During the last two years, the number of Banking Trojans infecting computers in the Asia Pacific region has continued to increase, and currently includes Trojans like Shiz (aka Shifu) and Reactorbot. There have been widespread infections seen in Japan, Indonesia and Malaysia during the past year. The map below indicates the spread.

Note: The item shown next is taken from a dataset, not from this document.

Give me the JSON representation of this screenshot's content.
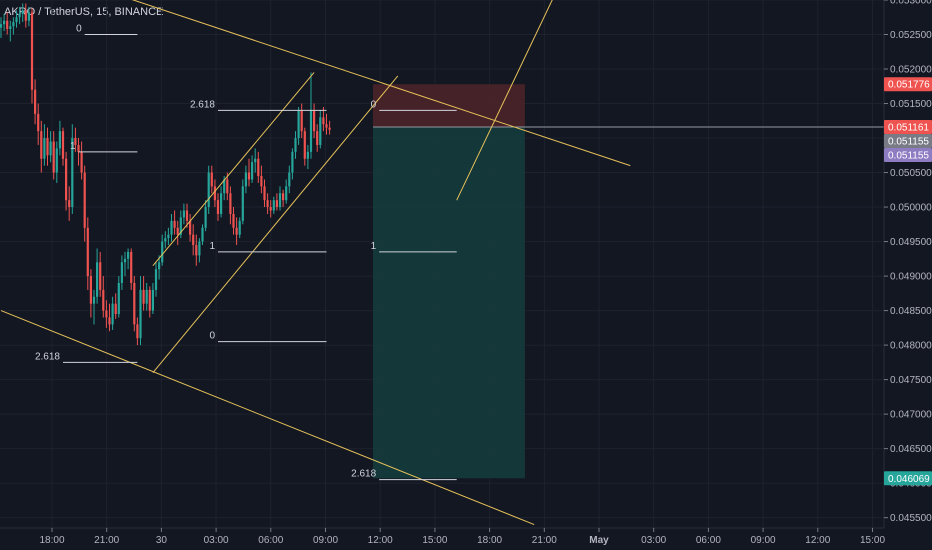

There are two versions of the Tinba Trojan. The source code for Tinba 1.0 was leaked in July 2014 and the authors were believed to be out of Eastern Europe. Tinba 2.0 is more popular and is controlled by one threat group and sold as a botnet kit to multiple cybercriminal gangs.
Tinba 2.0 added several new features including a domain generation algorithm (DGA) designed to make detection and mitigation by security professionals more difficult. The first variant of Tinba 2.0 attempted to generate 1,000 domains, using a single hard-coded Top-Level Domain (TLD). 

The latest variant generates 100 domains using four hard-coded TLDs, resulting in a total of 400 possible domains. Only one of these domains is needed by the threat actors for them to maintain control of their botnet. Tinba 2.0 also added RSA signature verification to determine whether the Command and Controller (C2) that it is communicating with it is a true C2 or a security researcher’s sinkhole. 

Each Tinba 2.0 botnet kit is configured with different parameters such as distinct domain names, RSA keys, and request paths. As of October 2015, CTU researchers had observed 655 registered domains, 62 unique request paths and 43 unique encryption keys. This information indicates there are likely more than a dozen threat actors or groups operating Tinba 2.0 botnets.